Hacker News new | ask | show | jobs
by markovbling 3479 days ago
I went to school with Richard and so clearly remember him explaining this to me over coffee less than a year ago when the website had an under-construction style landing page and it's been amazing to watch this grow so fast.

The platform is great and I'd strongly recommend anyone wanting to get machine learning experience or who has played with Kaggle to check out Numerai!

The homomorphic encryption piece is fascinating and I think it'll be an important piece in balancing the privacy vs. utility of personal data as machine learning seeps deeper into the fabric of our lives.

2 comments

Do you have much context on how he got this off the ground in the first place? These sorts of businesses are always very interesting to me from a launch standpoint. What would an MVP look like? How did they get their first users?
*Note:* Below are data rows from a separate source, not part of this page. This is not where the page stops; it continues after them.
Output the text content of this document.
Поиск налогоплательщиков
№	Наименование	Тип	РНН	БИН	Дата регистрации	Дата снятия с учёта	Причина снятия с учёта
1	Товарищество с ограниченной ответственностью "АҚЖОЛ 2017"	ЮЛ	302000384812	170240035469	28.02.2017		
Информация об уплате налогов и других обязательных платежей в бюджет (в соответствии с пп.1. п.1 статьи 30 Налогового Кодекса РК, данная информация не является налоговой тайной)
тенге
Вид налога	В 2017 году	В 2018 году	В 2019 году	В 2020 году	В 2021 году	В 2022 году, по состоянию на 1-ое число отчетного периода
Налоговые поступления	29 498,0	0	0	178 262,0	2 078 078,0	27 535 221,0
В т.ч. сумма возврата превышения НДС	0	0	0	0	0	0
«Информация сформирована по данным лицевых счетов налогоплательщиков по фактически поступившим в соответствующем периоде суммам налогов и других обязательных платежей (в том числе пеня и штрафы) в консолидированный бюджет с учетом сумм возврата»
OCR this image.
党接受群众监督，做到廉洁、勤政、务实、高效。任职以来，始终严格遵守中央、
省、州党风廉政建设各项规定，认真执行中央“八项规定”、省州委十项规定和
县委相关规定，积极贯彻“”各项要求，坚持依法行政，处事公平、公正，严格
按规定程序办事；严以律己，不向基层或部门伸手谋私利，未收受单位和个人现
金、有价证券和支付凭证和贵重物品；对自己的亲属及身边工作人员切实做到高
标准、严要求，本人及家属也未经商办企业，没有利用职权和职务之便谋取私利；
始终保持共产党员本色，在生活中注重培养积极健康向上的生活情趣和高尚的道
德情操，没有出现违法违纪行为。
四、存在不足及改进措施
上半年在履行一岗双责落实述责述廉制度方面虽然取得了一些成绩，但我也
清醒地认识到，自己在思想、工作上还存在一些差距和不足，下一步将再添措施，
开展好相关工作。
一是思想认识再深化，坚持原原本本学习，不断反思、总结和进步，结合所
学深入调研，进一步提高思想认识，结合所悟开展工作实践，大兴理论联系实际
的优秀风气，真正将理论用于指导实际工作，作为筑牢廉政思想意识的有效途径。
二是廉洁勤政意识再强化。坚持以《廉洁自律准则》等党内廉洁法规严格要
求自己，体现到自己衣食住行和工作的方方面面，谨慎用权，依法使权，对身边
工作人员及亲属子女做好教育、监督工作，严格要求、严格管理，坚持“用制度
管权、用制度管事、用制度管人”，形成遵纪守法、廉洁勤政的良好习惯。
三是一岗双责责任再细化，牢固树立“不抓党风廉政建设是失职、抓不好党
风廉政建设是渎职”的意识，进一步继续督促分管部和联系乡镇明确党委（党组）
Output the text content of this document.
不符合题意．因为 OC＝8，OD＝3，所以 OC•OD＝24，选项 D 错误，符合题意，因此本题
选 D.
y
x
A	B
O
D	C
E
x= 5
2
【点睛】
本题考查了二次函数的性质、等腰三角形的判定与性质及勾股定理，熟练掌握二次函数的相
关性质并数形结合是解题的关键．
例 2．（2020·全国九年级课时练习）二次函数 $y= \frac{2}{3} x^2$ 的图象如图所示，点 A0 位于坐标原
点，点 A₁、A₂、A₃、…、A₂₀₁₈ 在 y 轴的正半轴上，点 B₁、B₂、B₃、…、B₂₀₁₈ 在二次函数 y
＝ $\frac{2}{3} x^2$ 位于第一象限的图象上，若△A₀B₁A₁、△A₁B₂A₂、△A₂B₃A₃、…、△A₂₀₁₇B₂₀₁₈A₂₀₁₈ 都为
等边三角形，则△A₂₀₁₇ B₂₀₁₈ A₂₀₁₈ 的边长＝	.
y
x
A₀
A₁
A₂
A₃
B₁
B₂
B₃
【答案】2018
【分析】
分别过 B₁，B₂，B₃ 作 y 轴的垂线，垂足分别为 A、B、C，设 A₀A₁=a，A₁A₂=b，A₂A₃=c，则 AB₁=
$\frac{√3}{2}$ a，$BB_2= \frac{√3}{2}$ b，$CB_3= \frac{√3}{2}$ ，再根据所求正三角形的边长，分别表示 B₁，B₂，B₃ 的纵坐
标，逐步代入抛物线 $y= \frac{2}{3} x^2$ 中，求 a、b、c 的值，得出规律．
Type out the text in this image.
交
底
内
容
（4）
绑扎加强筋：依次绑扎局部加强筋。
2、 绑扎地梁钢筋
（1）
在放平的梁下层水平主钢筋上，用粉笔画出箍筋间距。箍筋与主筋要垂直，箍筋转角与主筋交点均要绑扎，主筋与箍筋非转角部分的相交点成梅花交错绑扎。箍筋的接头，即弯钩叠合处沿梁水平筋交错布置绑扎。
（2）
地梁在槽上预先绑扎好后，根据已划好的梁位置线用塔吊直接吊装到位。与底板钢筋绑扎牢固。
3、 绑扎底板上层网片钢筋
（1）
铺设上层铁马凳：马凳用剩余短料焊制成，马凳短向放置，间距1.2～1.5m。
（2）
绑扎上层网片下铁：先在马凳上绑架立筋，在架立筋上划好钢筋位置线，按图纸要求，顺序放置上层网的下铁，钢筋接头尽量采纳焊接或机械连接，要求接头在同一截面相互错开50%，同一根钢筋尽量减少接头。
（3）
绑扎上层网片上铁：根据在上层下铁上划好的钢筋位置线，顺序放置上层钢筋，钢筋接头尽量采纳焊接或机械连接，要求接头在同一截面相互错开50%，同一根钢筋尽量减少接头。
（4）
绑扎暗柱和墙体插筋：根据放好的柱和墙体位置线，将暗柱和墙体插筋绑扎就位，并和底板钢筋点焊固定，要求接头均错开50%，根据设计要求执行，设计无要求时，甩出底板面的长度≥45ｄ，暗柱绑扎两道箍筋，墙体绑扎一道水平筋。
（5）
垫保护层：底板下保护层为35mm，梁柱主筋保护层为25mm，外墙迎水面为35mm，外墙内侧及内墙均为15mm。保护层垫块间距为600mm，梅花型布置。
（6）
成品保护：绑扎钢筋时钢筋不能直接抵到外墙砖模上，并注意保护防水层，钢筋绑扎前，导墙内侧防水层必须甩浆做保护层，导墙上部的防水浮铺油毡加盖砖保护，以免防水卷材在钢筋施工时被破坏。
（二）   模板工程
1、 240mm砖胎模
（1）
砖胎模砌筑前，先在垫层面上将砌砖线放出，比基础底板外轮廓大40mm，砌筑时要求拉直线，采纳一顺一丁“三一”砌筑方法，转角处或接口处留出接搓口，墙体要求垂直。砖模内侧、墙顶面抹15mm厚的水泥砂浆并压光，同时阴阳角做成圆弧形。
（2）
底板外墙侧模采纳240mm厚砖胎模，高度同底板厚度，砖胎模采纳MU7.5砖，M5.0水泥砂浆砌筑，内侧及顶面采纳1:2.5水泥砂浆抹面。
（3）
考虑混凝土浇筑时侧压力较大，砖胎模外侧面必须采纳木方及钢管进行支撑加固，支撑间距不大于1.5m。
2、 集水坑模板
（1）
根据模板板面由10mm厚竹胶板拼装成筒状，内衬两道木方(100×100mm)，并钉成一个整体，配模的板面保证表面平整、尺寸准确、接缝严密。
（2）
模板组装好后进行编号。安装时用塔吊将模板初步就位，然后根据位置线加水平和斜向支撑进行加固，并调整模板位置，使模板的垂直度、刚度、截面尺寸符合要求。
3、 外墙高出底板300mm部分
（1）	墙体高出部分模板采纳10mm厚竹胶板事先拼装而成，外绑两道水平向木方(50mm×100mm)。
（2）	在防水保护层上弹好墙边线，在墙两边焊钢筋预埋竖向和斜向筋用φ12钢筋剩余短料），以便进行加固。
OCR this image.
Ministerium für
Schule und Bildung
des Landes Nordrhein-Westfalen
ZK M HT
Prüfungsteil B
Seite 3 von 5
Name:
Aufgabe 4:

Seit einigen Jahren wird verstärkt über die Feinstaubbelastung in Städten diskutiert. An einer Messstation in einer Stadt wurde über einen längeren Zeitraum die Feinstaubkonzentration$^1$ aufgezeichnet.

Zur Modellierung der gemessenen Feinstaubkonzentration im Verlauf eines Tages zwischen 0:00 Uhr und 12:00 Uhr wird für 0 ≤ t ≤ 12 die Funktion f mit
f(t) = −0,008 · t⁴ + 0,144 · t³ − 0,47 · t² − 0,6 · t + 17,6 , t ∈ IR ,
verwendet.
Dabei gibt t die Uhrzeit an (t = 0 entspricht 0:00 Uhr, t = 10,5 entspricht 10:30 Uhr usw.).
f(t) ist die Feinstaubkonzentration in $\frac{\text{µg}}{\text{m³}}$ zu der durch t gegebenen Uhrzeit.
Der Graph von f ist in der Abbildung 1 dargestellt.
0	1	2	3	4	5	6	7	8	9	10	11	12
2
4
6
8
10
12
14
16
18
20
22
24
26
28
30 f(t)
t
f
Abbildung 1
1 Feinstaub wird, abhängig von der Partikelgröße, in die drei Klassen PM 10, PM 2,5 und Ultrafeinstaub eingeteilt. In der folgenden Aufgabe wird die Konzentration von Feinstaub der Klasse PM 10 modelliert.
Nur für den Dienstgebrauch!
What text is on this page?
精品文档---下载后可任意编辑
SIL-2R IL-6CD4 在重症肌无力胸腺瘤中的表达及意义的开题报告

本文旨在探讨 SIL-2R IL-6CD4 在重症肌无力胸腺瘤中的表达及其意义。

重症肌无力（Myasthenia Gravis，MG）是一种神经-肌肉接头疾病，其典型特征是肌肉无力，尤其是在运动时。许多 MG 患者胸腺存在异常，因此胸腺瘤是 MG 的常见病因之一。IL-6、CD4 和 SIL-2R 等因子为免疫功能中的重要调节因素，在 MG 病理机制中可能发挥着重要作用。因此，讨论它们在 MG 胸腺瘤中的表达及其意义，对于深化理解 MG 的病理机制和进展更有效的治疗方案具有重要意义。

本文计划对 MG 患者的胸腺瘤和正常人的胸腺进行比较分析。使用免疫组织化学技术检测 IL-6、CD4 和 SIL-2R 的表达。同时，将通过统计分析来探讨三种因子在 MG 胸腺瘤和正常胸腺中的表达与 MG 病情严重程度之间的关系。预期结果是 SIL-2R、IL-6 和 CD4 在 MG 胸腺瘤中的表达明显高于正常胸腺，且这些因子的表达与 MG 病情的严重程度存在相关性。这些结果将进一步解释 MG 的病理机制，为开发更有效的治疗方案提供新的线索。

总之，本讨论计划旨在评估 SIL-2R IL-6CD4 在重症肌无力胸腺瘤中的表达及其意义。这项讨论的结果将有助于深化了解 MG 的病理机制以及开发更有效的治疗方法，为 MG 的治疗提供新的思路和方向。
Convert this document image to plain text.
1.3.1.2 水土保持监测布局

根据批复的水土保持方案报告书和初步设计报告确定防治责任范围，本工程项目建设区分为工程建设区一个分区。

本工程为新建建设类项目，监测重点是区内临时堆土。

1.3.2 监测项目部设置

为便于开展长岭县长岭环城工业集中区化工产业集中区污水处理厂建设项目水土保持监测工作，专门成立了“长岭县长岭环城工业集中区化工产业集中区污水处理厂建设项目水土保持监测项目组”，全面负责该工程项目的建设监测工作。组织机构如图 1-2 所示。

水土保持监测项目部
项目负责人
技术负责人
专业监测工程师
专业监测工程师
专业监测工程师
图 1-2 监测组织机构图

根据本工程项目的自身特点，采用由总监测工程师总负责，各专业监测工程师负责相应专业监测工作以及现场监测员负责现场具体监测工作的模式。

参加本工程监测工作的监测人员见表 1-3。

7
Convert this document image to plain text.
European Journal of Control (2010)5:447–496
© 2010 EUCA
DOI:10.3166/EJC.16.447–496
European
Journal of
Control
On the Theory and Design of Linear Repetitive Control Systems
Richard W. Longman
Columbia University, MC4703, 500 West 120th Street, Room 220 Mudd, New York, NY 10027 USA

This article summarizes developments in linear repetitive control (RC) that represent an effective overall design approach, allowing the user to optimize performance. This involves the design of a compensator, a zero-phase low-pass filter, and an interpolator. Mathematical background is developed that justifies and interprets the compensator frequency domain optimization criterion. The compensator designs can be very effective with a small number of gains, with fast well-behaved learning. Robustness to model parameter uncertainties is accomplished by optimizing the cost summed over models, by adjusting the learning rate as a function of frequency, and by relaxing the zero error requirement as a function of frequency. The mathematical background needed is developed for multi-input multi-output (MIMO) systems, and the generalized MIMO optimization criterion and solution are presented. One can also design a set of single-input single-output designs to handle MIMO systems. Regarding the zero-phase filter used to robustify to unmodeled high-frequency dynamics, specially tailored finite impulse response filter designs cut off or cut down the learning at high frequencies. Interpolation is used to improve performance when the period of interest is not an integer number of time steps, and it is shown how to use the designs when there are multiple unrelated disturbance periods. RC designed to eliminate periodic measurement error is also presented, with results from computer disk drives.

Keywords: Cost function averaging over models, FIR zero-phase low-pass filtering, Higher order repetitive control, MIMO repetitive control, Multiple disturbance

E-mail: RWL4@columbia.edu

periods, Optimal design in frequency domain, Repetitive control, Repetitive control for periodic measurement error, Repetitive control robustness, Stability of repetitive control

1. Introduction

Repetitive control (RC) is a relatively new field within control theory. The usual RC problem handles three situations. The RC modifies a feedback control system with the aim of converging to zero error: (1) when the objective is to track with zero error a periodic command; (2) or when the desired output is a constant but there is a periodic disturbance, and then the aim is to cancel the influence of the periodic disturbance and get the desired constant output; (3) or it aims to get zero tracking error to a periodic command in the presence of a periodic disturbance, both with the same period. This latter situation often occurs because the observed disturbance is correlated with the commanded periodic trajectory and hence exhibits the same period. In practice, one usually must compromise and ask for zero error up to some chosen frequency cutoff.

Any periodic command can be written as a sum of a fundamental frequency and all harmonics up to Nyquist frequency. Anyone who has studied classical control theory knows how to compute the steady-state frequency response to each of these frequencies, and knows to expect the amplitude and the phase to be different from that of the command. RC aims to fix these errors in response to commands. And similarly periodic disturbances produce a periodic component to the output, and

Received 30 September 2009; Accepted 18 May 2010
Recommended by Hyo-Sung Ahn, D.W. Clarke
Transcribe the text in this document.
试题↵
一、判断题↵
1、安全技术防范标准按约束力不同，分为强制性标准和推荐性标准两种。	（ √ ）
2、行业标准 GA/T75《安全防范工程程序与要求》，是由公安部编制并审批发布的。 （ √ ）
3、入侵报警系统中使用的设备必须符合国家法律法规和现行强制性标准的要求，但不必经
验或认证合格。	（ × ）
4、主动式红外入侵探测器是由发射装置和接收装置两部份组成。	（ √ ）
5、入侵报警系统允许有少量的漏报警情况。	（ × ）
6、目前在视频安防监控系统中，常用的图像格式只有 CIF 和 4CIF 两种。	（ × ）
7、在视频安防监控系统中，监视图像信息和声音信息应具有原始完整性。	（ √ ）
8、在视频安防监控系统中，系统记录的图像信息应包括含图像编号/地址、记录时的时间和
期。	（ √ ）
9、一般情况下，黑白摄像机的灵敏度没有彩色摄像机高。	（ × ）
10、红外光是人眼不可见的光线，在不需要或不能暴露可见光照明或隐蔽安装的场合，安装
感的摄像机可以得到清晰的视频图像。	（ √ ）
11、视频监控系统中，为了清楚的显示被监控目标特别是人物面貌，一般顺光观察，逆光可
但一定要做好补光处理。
Etc.
> The trouble with homomorphic encryption is that it can significantly slow down data analysis tasks. “Homomorphic encryption requires a tremendous about of computation time,” says Ameesh Divatia, the CEO of Baffle, a company that’s building encryption similar to what Craib describes.

> According to Raphael Bost, a visiting scientist at MIT’s Computer Science and Artificial Intelligence Laboratory who has explored the use of machine learning with encrypted data, Numerai is likely using a method similar to the one described by Microsoft, where the data is encrypted but not in a completely secure way.

Doesn't this imply that homomorphic encryption isn't being used, but something like it instead?

I am pretty sure homomorphic encryption is not being used. In fact, I suspect that no real encryption is being used.

Isn't it the case that if I just removed the labels, and renormalized all my data to fall in [0, 1], then what I end up with looks a lot like what Numer.ai gives you?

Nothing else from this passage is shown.